Made out of Plastic Waste, Ecopixel’s Ghetto Blaster Speaker Impresses with Sound

While plastic pollution has become a huge obstacle in environmental preservation, many people are recycling plastic and giving it a new lease of life. Jan Puylaert has designed Ghetto Blaster, a vented Bluetooth stereo, for Italian company Ecopixel, which develops recycled plastic materials for use in architecture and design.

Ecopixel Ghetto Blaster speaker made from recycled material

Image: Ecopixel

Made out of recycled plastic, Ecopixel’s Ghetto Blaster offers top-quality sound in a stylish, portable design. Comprising a 240 watt (120-watt AES/RMS) 5,5” coaxial speaker, it also utilizes a new sound-absorbing material that is made from recycled plastic as well.

Through their continuous research into waste plastic, Ecopixel has recently created a new variety of materials based on a ‘multiple layer’ concept. The approach makes it possible to produce a single material that builds up in different layers.

Several layers with diverse concentrations or even with different basic qualities can be united. This adaptation provides numerous prospects, one of which involves a sound-absorbing material.

Ecopixel’s Ghetto Blaster is Bluetooth Stereo Made out of Recycled Plastic

Image: Ecopixel

A softer, roughly shaped inner layer and a higher density, or stiffer outer layer helped to create a new material with high sound-absorbing capacity. Named ‘audio’, this material has proven perfect for loudspeaker enclosures especially since Ecopixel can be formed into any design.
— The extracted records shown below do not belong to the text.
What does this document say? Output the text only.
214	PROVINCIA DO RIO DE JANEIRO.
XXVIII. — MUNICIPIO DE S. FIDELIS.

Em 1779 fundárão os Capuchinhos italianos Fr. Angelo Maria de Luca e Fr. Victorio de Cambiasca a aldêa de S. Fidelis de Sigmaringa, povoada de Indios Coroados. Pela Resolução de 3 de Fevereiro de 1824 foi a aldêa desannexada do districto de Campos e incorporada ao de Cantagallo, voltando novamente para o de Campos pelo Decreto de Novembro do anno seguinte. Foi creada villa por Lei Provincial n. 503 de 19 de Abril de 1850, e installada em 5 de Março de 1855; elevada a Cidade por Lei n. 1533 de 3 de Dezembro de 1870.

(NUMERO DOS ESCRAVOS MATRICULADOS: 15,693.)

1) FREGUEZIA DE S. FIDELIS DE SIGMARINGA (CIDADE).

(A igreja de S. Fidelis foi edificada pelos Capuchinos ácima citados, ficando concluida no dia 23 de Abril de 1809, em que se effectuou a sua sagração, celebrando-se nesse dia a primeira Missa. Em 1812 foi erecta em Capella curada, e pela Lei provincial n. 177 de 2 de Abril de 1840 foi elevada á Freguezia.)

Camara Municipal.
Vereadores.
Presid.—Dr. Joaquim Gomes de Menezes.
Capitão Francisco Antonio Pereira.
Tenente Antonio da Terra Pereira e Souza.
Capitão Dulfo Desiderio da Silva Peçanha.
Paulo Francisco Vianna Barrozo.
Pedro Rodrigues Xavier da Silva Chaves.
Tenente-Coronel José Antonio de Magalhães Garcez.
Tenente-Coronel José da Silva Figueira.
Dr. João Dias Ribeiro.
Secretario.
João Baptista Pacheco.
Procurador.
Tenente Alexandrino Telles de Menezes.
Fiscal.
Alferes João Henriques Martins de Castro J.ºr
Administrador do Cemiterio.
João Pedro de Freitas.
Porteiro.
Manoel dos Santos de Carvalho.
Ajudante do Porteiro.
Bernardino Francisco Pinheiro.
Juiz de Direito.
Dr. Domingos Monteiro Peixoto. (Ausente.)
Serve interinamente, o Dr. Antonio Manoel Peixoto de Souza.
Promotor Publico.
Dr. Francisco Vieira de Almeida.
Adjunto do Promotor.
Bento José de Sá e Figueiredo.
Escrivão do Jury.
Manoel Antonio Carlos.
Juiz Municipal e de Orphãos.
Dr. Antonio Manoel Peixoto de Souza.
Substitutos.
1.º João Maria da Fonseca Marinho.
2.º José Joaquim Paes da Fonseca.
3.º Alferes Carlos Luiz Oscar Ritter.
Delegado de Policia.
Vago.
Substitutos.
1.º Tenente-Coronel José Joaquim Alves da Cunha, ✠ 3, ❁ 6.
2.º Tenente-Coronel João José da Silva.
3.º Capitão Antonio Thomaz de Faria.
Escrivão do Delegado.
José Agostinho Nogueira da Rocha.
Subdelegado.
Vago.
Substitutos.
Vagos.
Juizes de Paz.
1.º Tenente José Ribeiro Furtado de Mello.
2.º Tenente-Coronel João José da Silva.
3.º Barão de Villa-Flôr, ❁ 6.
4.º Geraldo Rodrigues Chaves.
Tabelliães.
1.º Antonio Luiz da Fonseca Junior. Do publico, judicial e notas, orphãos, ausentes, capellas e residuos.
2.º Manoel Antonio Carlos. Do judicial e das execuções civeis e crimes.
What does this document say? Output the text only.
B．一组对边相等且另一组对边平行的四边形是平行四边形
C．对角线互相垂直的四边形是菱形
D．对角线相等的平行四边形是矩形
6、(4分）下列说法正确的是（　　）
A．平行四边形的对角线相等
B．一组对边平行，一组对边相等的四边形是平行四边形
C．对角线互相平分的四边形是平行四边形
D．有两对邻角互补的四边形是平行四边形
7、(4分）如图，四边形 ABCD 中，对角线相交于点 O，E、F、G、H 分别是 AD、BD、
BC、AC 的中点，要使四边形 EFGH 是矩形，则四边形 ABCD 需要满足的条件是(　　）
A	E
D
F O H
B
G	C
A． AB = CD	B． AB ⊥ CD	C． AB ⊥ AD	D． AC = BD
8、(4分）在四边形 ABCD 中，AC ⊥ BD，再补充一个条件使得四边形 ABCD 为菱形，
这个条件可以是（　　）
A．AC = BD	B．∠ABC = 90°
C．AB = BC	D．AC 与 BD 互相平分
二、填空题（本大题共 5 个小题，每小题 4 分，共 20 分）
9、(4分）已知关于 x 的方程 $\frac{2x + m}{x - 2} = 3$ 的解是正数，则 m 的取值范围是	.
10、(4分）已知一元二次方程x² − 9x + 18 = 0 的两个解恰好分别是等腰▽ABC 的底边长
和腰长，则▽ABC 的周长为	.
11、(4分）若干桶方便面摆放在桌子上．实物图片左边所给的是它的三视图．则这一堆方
Collaborated with sound engineer Joseph Szall, an Italo-Hungarian specialist, the research and testing of Ecopixel’s new material guided to a spherical-shaped stereo. For its first edition, Ecopixel incorporated a simple Bluetooth receiver in order to provide high-quality music without instructions.

To achieve the final product, the latest Italian-made coaxial speaker units, featuring neodymium 1,5” treated silk dome-tweeters and 5,5” rubber surround double asymmetric damped cone woofer (DAR), a frequency response from 70hz to well over 20khz were used.

Ecopixel’s Ghetto Blaster is Bluetooth Stereo Made out of Recycled Plastic

Image: Ecopixel

The amazingly clean bass response was attained through the ‘audio’ material enclosure, which with very little extra sound absorbing material translates the electrical input into a warm but firm and clean bass sound.

The design includes divided calculated vented pipes for DX and SX channel point in both directions, as well as DX and SX speakers, point to opposite directions creating special stereo effects playing with various wall-reflection possibilities.

The particularly developed 6/12 dB crossover filter separates woofer from tweeter at 3.500 Hz. The cylindrical-enclosure integrates a handle for easy portability.